The only location in the backstage area of any real worth is the Trainer's Room. Not a "training room", folks, with weights and workout machines but a "trainer's room", as in medical personnel. Yep, that's where you can spend the experience points you gained by winning matches on bettering your abilities. Think about that for a second. You want to improve your skills, so you speak to the medical personnel? How can he help you gain more offensive or defensive power? The whole thing must be some kind of steroids in-joke by Yuke's. Too freaking funny.
Unlike preceding editions of 'Smackdown Vs. Raw', only two of the five playable storylines are remotely inspired. The ones revolving around Rey Mysterio, John Cena and Chris Jericho flip on by without so much as a twist or a surprise. Reuniting Edge and Christian is the hilarious focal point of Captain Charisma's storyline but it is the quest to end The Undertaker's undefeated streak at WrestleMania that's the star of Road To WrestleMania. Without giving too much away, the angle involves Paul Bearer, a host of The Undertaker's most nefarious foes and a druid or two. It is hard not to play the entire scenario in one session as the twists and turns are irresistible. The only drawback if you don't use a created superstar, you have to play as Kofi Kingston, John Morrison, Dolph Ziggler or R-Truth, none of which are close to being in the Undertaker's league.

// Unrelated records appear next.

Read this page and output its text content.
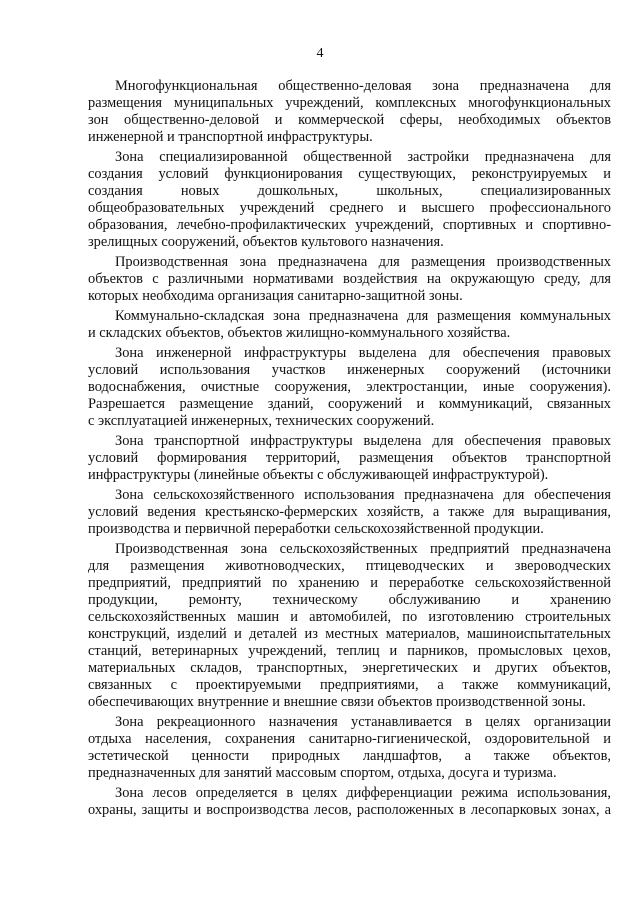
4
Многофункциональная общественно-деловая зона предназначена для
размещения муниципальных учреждений, комплексных многофункциональных
зон общественно-деловой и коммерческой сферы, необходимых объектов
инженерной и транспортной инфраструктуры.
Зона специализированной общественной застройки предназначена для
создания условий функционирования существующих, реконструируемых и
создания новых дошкольных, школьных, специализированных
общеобразовательных учреждений среднего и высшего профессионального
образования, лечебно-профилактических учреждений, спортивных и спортивно-
зрелищных сооружений, объектов культового назначения.
Производственная зона предназначена для размещения производственных
объектов с различными нормативами воздействия на окружающую среду, для
которых необходима организация санитарно-защитной зоны.
Коммунально-складская зона предназначена для размещения коммунальных
и складских объектов, объектов жилищно-коммунального хозяйства.
Зона инженерной инфраструктуры выделена для обеспечения правовых
условий использования участков инженерных сооружений (источники
водоснабжения, очистные сооружения, электростанции, иные сооружения).
Разрешается размещение зданий, сооружений и коммуникаций, связанных
с эксплуатацией инженерных, технических сооружений.
Зона транспортной инфраструктуры выделена для обеспечения правовых
условий формирования территорий, размещения объектов транспортной
инфраструктуры (линейные объекты с обслуживающей инфраструктурой).
Зона сельскохозяйственного использования предназначена для обеспечения
условий ведения крестьянско-фермерских хозяйств, а также для выращивания,
производства и первичной переработки сельскохозяйственной продукции.
Производственная зона сельскохозяйственных предприятий предназначена
для размещения животноводческих, птицеводческих и звероводческих
предприятий, предприятий по хранению и переработке сельскохозяйственной
продукции, ремонту, техническому обслуживанию и хранению
сельскохозяйственных машин и автомобилей, по изготовлению строительных
конструкций, изделий и деталей из местных материалов, машиноиспытательных
станций, ветеринарных учреждений, теплиц и парников, промысловых цехов,
материальных складов, транспортных, энергетических и других объектов,
связанных с проектируемыми предприятиями, а также коммуникаций,
обеспечивающих внутренние и внешние связи объектов производственной зоны.
Зона рекреационного назначения устанавливается в целях организации
отдыха населения, сохранения санитарно-гигиенической, оздоровительной и
эстетической ценности природных ландшафтов, а также объектов,
предназначенных для занятий массовым спортом, отдыха, досуга и туризма.
Зона лесов определяется в целях дифференциации режима использования,
охраны, защиты и воспроизводства лесов, расположенных в лесопарковых зонах, а
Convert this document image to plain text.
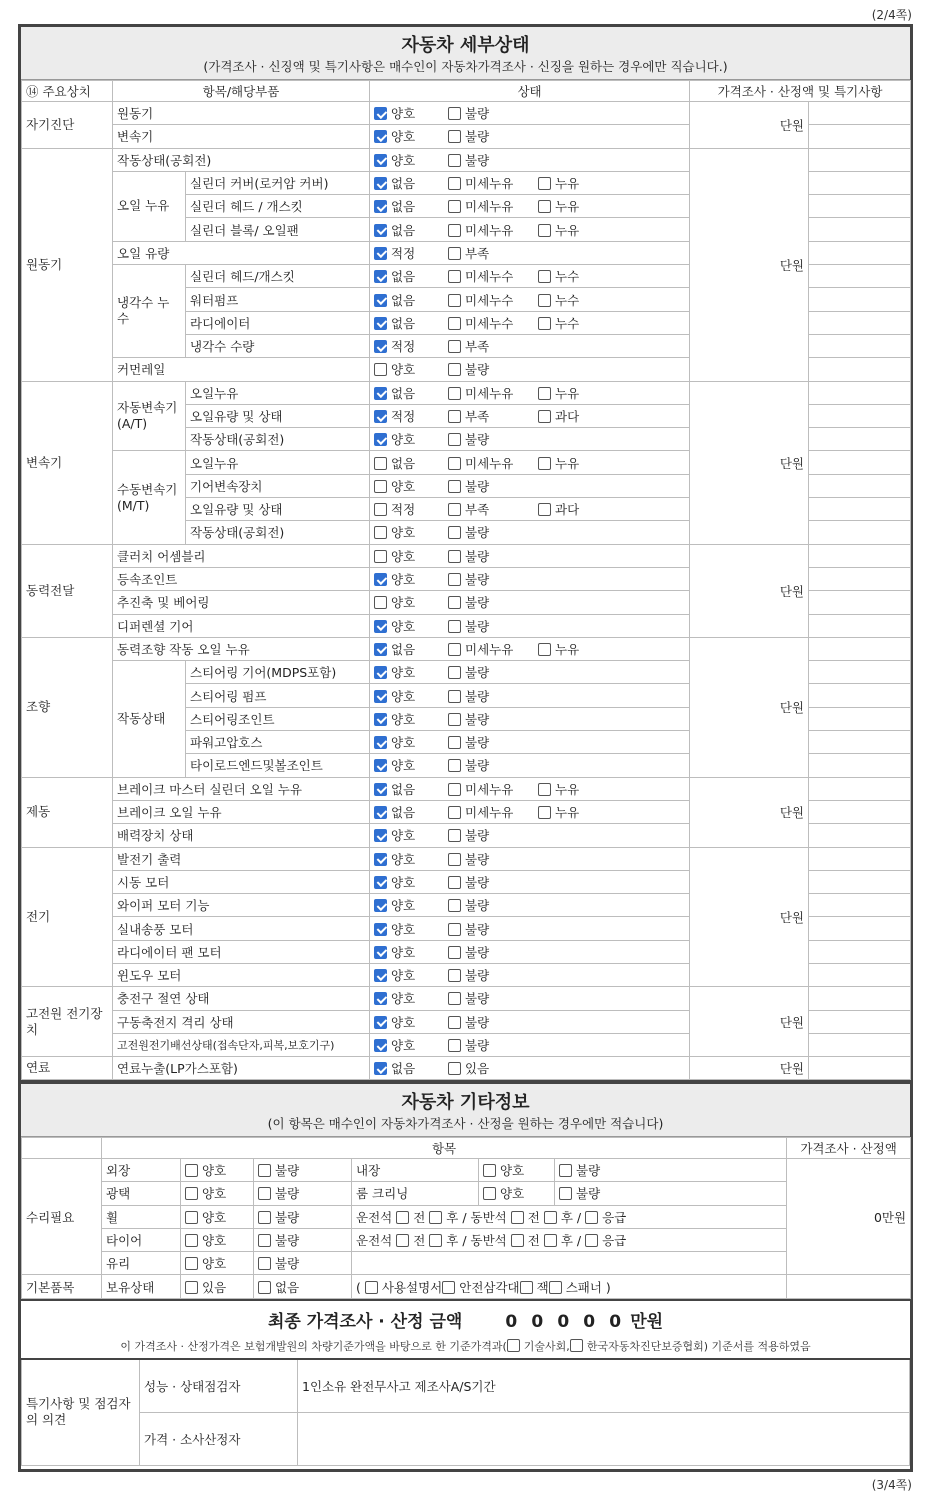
(2/4쪽)
자동차 세부상태
(가격조사 · 신징액 및 특기사항은 매수인이 자동차가격조사 · 신징을 원하는 경우에만 직습니다.)
⑭ 주요상치	항목/해당부품		상태	가격조사 · 산정액 및 특기사항	
자기진단	원동기		양호 불량	단원	
	변속기		양호 불량		
원동기	작동상태(공회전)		양호 불량	단원	
	오일 누유	실린더 커버(로커암 커버)	없음 미세누유 누유		
		실린더 헤드 / 개스킷	없음 미세누유 누유		
		실린더 블록/ 오일팬	없음 미세누유 누유		
	오일 유량		적정 부족		
	냉각수 누수	실린더 헤드/개스킷	없음 미세누수 누수		
		워터펌프	없음 미세누수 누수		
		라디에이터	없음 미세누수 누수		
		냉각수 수량	적정 부족		
	커먼레일		양호 불량		
변속기	자동변속기 (A/T)	오일누유	없음 미세누유 누유	단원	
		오일유량 및 상태	적정 부족 과다		
		작동상태(공회전)	양호 불량		
	수동변속기 (M/T)	오일누유	없음 미세누유 누유		
		기어변속장치	양호 불량		
		오일유량 및 상태	적정 부족 과다		
		작동상태(공회전)	양호 불량		
동력전달	클러치 어셈블리		양호 불량	단원	
	등속조인트		양호 불량		
	추진축 및 베어링		양호 불량		
	디퍼렌셜 기어		양호 불량		
조향	동력조향 작동 오일 누유		없음 미세누유 누유	단원	
	작동상태	스티어링 기어(MDPS포함)	양호 불량		
		스티어링 펌프	양호 불량		
		스티어링조인트	양호 불량		
		파워고압호스	양호 불량		
		타이로드엔드및볼조인트	양호 불량		
제동	브레이크 마스터 실린더 오일 누유		없음 미세누유 누유	단원	
	브레이크 오일 누유		없음 미세누유 누유		
	배력장치 상태		양호 불량		
전기	발전기 출력		양호 불량	단원	
	시동 모터		양호 불량		
	와이퍼 모터 기능		양호 불량		
	실내송풍 모터		양호 불량		
	라디에이터 팬 모터		양호 불량		
	윈도우 모터		양호 불량		
고전원 전기장치	충전구 절연 상태		양호 불량	단원	
	구동축전지 격리 상태		양호 불량		
	고전원전기배선상태(접속단자,피복,보호기구)		양호 불량		
연료	연료누출(LP가스포함)		없음 있음	단원	
자동차 기타정보
(이 항목은 매수인이 자동차가격조사 · 산정을 원하는 경우에만 적습니다)
	항목						가격조사 · 산정액
수리필요	외장	양호	불량	내장	양호	불량	0만원
	광택	양호	불량	룸 크리닝	양호	불량	
	휠	양호	불량	운전석 전 후 / 동반석 전 후 / 응급			
	타이어	양호	불량	운전석 전 후 / 동반석 전 후 / 응급			
	유리	양호	불량				
기본품목	보유상태	있음	없음	( 사용설명서 안전삼각대 잭 스패너 )			
최종 가격조사 · 산정 금액	0 0 0 0 0 만원
이 가격조사 · 산정가격은 보험개발원의 차량기준가액을 바탕으로 한 기준가격과( 기술사회, 한국자동차진단보증협회) 기준서를 적용하였음
특기사항 및 점검자의 의견	성능 · 상태점검자	1인소유 완전무사고 제조사A/S기간
	가격 · 소사산정자	
(3/4쪽)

It is during those climatic matches though where you will quickly become aware of another fatal flaw in the game. The way in which Yuke's made those opponents stronger is by having them reverse almost everything you do. Facing a stronger opponent who has a higher pain threshold and therefore more health is one thing. Fighting as foe who counters so many of your moves is just exasperating as hell. You barely have a fighting chance. It is very disappointing and very surprising that Yuke's would take developmental shortcut like this.

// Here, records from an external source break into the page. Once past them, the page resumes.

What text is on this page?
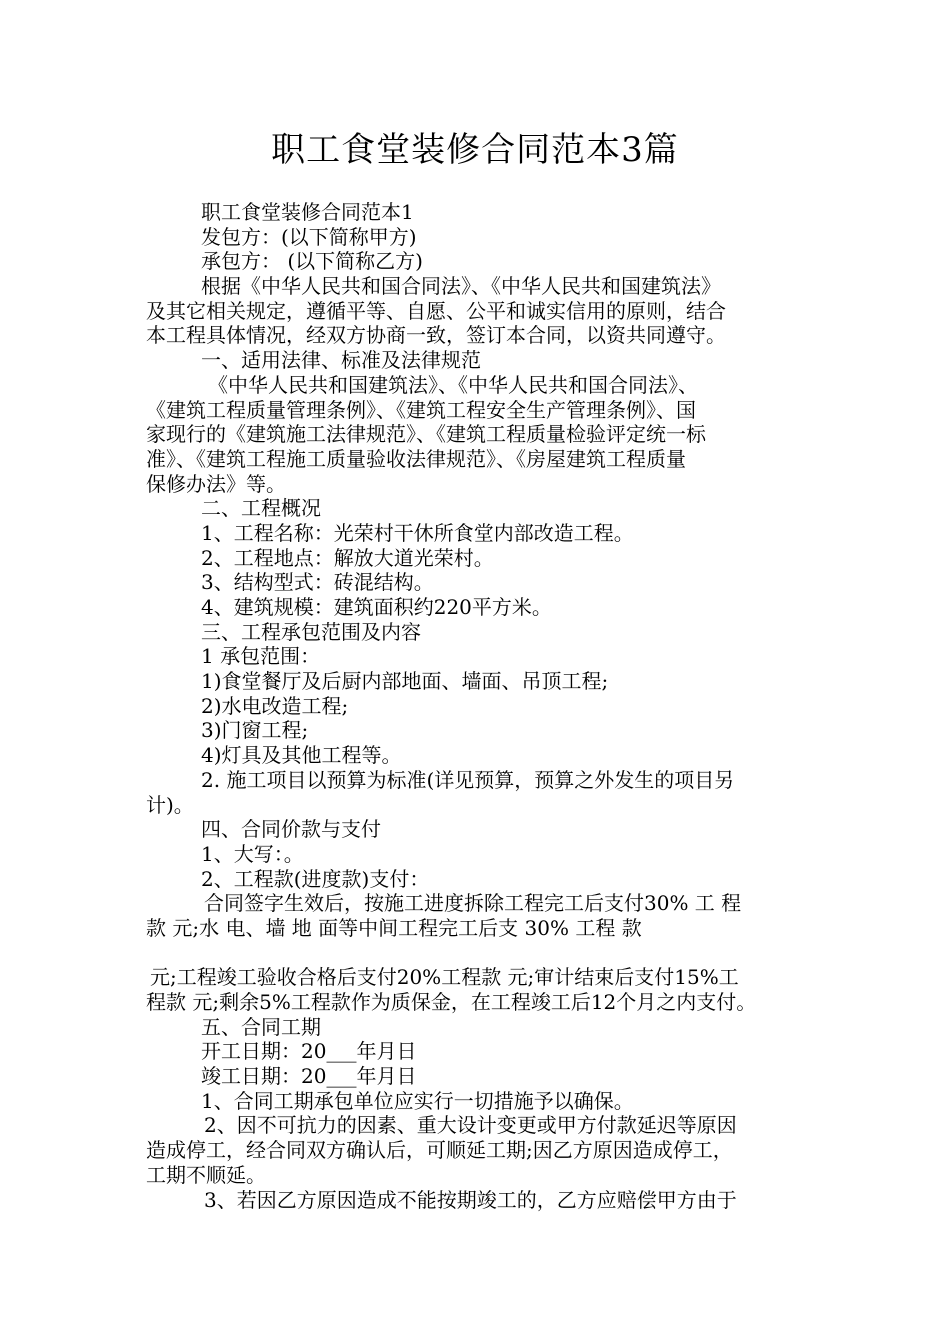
职工食堂装修合同范本3篇
职工食堂装修合同范本1
发包方：(以下简称甲方)
承包方： (以下简称乙方)
根据《中华人民共和国合同法》、《中华人民共和国建筑法》
及其它相关规定，遵循平等、自愿、公平和诚实信用的原则，结合
本工程具体情况，经双方协商一致，签订本合同，以资共同遵守。
一、适用法律、标准及法律规范
《中华人民共和国建筑法》、《中华人民共和国合同法》、
《建筑工程质量管理条例》、《建筑工程安全生产管理条例》、国
家现行的《建筑施工法律规范》、《建筑工程质量检验评定统一标
准》、《建筑工程施工质量验收法律规范》、《房屋建筑工程质量
保修办法》等。
二、工程概况
1、工程名称：光荣村干休所食堂内部改造工程。
2、工程地点：解放大道光荣村。
3、结构型式：砖混结构。
4、建筑规模：建筑面积约220平方米。
三、工程承包范围及内容
1 承包范围：
1)食堂餐厅及后厨内部地面、墙面、吊顶工程;
2)水电改造工程;
3)门窗工程;
4)灯具及其他工程等。
2. 施工项目以预算为标准(详见预算，预算之外发生的项目另
计)。
四、合同价款与支付
1、大写：。
2、工程款(进度款)支付：
合同签字生效后，按施工进度拆除工程完工后支付30% 工 程
款 元;水 电、墙 地 面等中间工程完工后支 30% 工程 款
元;工程竣工验收合格后支付20%工程款 元;审计结束后支付15%工
程款 元;剩余5%工程款作为质保金，在工程竣工后12个月之内支付。
五、合同工期
开工日期：20___年月日
竣工日期：20___年月日
1、合同工期承包单位应实行一切措施予以确保。
2、因不可抗力的因素、重大设计变更或甲方付款延迟等原因
造成停工，经合同双方确认后，可顺延工期;因乙方原因造成停工，
工期不顺延。
3、若因乙方原因造成不能按期竣工的，乙方应赔偿甲方由于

About the only feature worth picking up 'Smackdown Vs. Raw' is the 'WWE Universe' mode which has replaced "Career Mode". Using the same complex algorithm applied by Alexandra York's laptop in her WCW days, the game monitors your gameplay, choice and then builds generic cutscenes and matches for you to play. It is a great time-waster and can get addicting if you follow along regularly.
Notwithstanding cosmetic changes like illegal objects not disappearing, allowing players to create new match types and event triggers in the story designer, the 2010 edition of 'Smackdown Vs. Raw' has much in common with the rise and fall of the New World Order when the legendary stable came into being and was focused with just a few select members, it was all the rage. Soon though, WCW took things too far opening up the membership to almost anyone including Dennis Rodman, Horace Hogan and Scott Norton. Creating so many factions led to even the Latino wrestlers getting their own NWO.

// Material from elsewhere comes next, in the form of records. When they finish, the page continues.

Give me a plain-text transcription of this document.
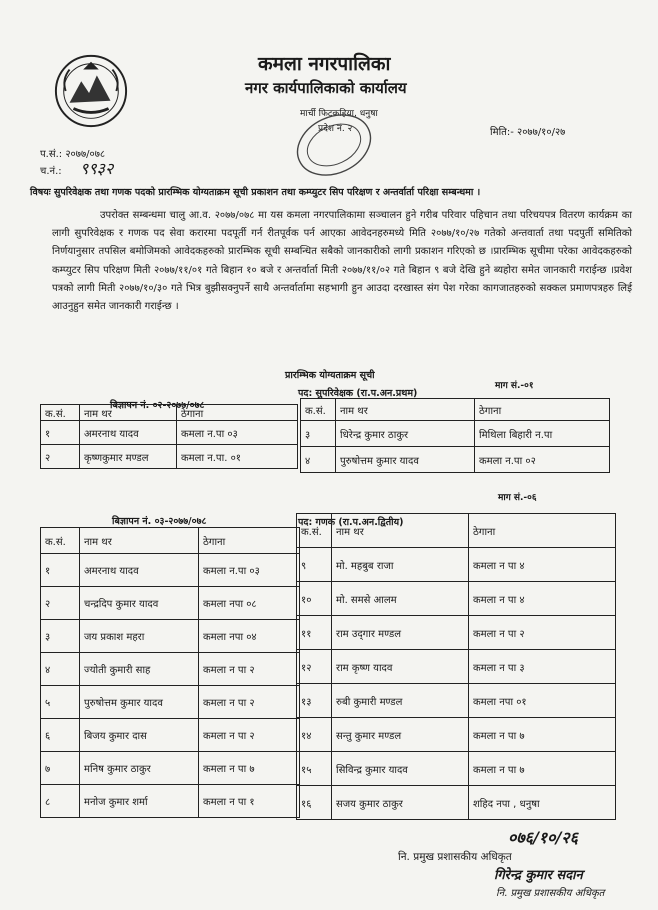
कमला नगरपालिका
नगर कार्यपालिकाको कार्यालय
मार्ची फिटकहिया, धनुषा
प्रदेश नं. २	मिति:- २०७७/१०/२७
प.सं.: २०७७/०७८
च.नं.: ९९३२
विषयः सुपरिवेक्षक तथा गणक पदको प्रारम्भिक योग्यताक्रम सूची प्रकाशन तथा कम्प्युटर सिप परिक्षण र अन्तर्वार्ता परिक्षा सम्बन्धमा ।
उपरोक्त सम्बन्धमा चालु आ.व. २०७७/०७८ मा यस कमला नगरपालिकामा सञ्चालन हुने गरीब परिवार पहिचान तथा परिचयपत्र वितरण कार्यक्रम का लागी सुपरिवेक्षक र गणक पद सेवा करारमा पदपूर्ती गर्न रीतपूर्वक पर्न आएका आवेदनहरुमध्ये मिति २०७७/१०/२७ गतेको अन्तवार्ता तथा पदपुर्ती समितिको निर्णयानुसार तपसिल बमोजिमको आवेदकहरुको प्रारम्भिक सूची सम्बन्धित सबैको जानकारीको लागी प्रकाशन गरिएको छ ।प्रारम्भिक सूचीमा परेका आवेदकहरुको कम्प्युटर सिप परिक्षण मिती २०७७/११/०१ गते बिहान १० बजे र अन्तर्वार्ता मिती २०७७/११/०२ गते बिहान ९ बजे देखि हुने ब्यहोरा समेत जानकारी गराईन्छ ।प्रवेश पत्रको लागी मिती २०७७/१०/३० गते भित्र बुझीसक्नुपर्ने साथै अन्तर्वार्तामा सहभागी हुन आउदा दरखास्त संग पेश गरेका कागजातहरुको सक्कल प्रमाणपत्रहरु लिई आउनुहुन समेत जानकारी गराईन्छ ।
प्रारम्भिक योग्यताक्रम सूची
माग सं.-०१
पद: सुपरिवेक्षक (रा.प.अन.प्रथम)
बिज्ञापन नं. ०२-२०७७/०७८
क.सं.	नाम थर	ठेगाना
१	अमरनाथ यादव	कमला न.पा ०३
२	कृष्णकुमार मण्डल	कमला न.पा. ०१
क.सं.	नाम थर	ठेगाना
३	धिरेन्द्र कुमार ठाकुर	मिथिला बिहारी न.पा
४	पुरुषोत्तम कुमार यादव	कमला न.पा ०२
माग सं.-०६
बिज्ञापन नं. ०३-२०७७/०७८	पद: गणक (रा.प.अन.द्वितीय)
क.सं.	नाम थर	ठेगाना
१	अमरनाथ यादव	कमला न.पा ०३
२	चन्द्रदिप कुमार यादव	कमला नपा ०८
३	जय प्रकाश महरा	कमला नपा ०४
४	ज्योती कुमारी साह	कमला न पा २
५	पुरुषोत्तम कुमार यादव	कमला न पा २
६	बिजय कुमार दास	कमला न पा २
७	मनिष कुमार ठाकुर	कमला न पा ७
८	मनोज कुमार शर्मा	कमला न पा १
क.सं.	नाम थर	ठेगाना
९	मो. महबुब राजा	कमला न पा ४
१०	मो. समसे आलम	कमला न पा ४
११	राम उद्‌गार मण्डल	कमला न पा २
१२	राम कृष्ण यादव	कमला न पा ३
१३	रुबी कुमारी मण्डल	कमला नपा ०१
१४	सन्तु कुमार मण्डल	कमला न पा ७
१५	सिविन्द्र कुमार यादव	कमला न पा ७
१६	सजय कुमार ठाकुर	शहिद नपा , धनुषा
०७६/१०/२६
नि. प्रमुख प्रशासकीय अधिकृत
गिरेन्द्र कुमार सदान
नि. प्रमुख प्रशासकीय अधिकृत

That's what fiddling with a good idea gets you, folks: the LWO or in this case, 'Smackdown Vs. Raw 2011'.
Special Reader Alert: Each new copy of the game contains an "Online Pass" allowing one user to play the game online for free. Players who rent or purchase a used copy of 'Smackdown Vs. Raw 2011' will receive a trial pass but must eventually buy their own. Also, if you want blood in the game, you have to switch it on in the 'Options' menu as it is automatically turned off in association with the WWE's latest attempt to turn back the clock and make all of their products "family friendly".